Kongobaltza comprendió que era imposible enfrentarse a todo el pueblo. Y dejó que las mujeres prendieran antorchas y los niños se sentaran en las primeras filas. Primero, lo hicieron los más chiquitos, luego, los mozalbetes y las mozas; las madres y los padres se colocaron detrás; muchos, subieron a los tejados de las tejavanas y a los manzanos, y los viejos daban codazos para acercarse a las primeras filas. Don Cipri se había traído a los monaguillos con alas de ángel y él mismo venía vestido de pontifical, con un cayado de obispo que le había quitado a la imagen de San Pedro. A Kongo lo sentaron en un sillón de mimbre, en medio del portal. Y Kongo se dejaba hacer y yo me alegré de que la tía Herminia y el abuelo se hubieran refugiado en el cuarto de la abuela y no pudieran ver aquel carnaval. El mismo don Cipri le bajó los pantalones con la misma pulcritud que utilizaba para correr la cortinilla del sagrario. Y todos lo vieron y cayeron de rodillas. Los viejos, con las bocas abiertas, las viejas, con los ojos desorbitados, ambos maldiciendo su edad por quedarles poco tiempo para contemplar el deleite. Las mujeres, con cara de lelas, los muchachos, con el pudor virginal a ras de piel, azorados por el imán de la visión; los niños, felices como en día de reyes; los hombres, los jóvenes, todos con el asombro reverente que siempre causaba el níveo rincón de Kongo. Y continuaron de rodillas hasta que Pura García, la mujer de los culos con ruido, se abrió paso hasta él y pidió a voces agua, jabón y estropajo. Los tuvo que coger ella misma de la cocina y ella misma se arrodilló ante las partes de Kongobaltza y enjabonó sus testículos y el pene con el vigor de un peón y los restregó con estropajo y los enjuagó con agua limpia y florecieron en su blancura espectacular. Y volvió a enjabonar, ahora no sus partes sino sus muslos y su vientre, por ver si la pintura estaba en el resto del cuerpo y el negro de Muruena era un engaño. Y restregó su piel con estropajo y enjuagó su cuerpo con agua limpia y no tuvo más remedio que exclamar:
—¡No hay trampa!
Y don Cipri clamó en su delirio arzobispal:
—Todos hemos pecado. Hemos arrastrado a este hombre a utilizar lo que Dios le dio para que lo conservara puro. El, Kongobaltza, nos abrirá las puertas del cielo. Es nuestro paladín. ¡Será el primer santo vasco! ¡San Kongobaltza Huevosblancos, virgen, ruega por nosotros!
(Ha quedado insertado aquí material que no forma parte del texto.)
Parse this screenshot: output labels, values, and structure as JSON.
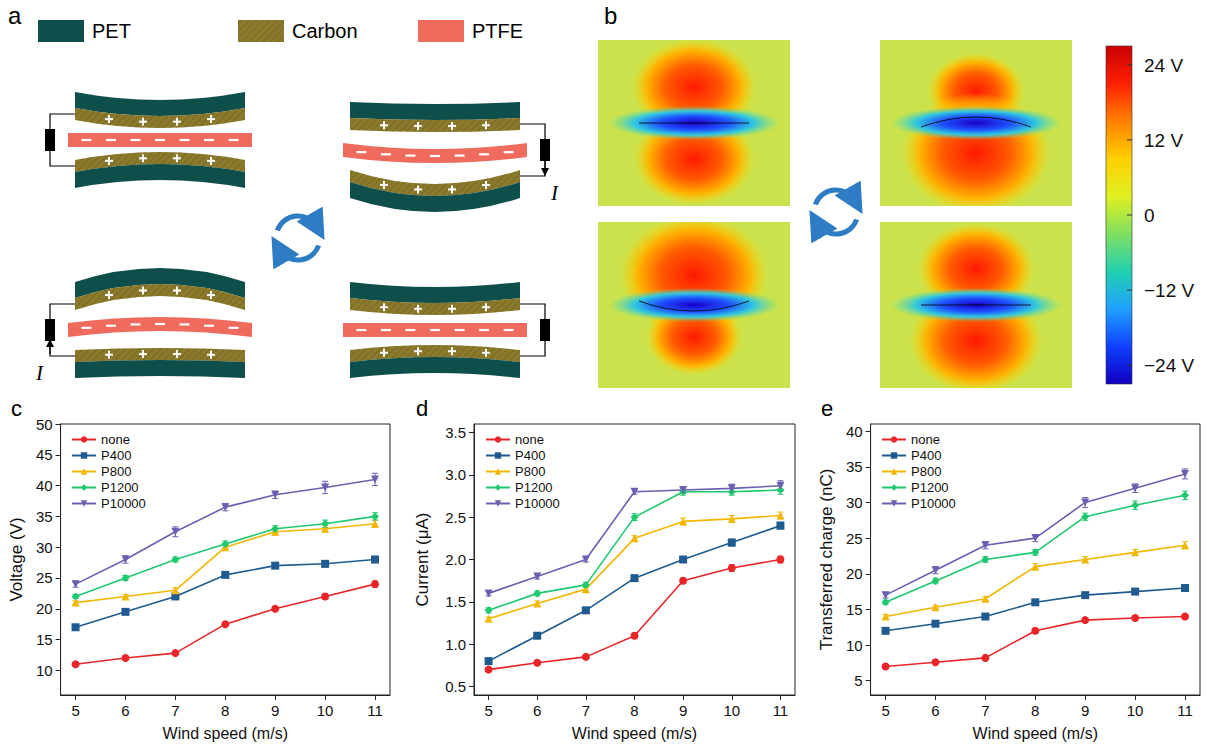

Entonces salí yo de la cocina y me acerqué a Kongo. Le pasé una mano por los hombros y dije bien alto:
—No te sulfures, Kongo. El día menos pensado te busco una puta atea y te desflora hasta el corazón.
Y estalló una atronadora carcajada. Y le subieron a hombros entre cinco o seis hombrones y lo llevaron en procesión hasta el batzoki y aquella noche nadie se acostó porque no quedó más remedio que vaciar todas las existencias de detrás del mostrador. El pueblo así lo quiso para recibirle, de una vez por todas, en su sagrada comunidad.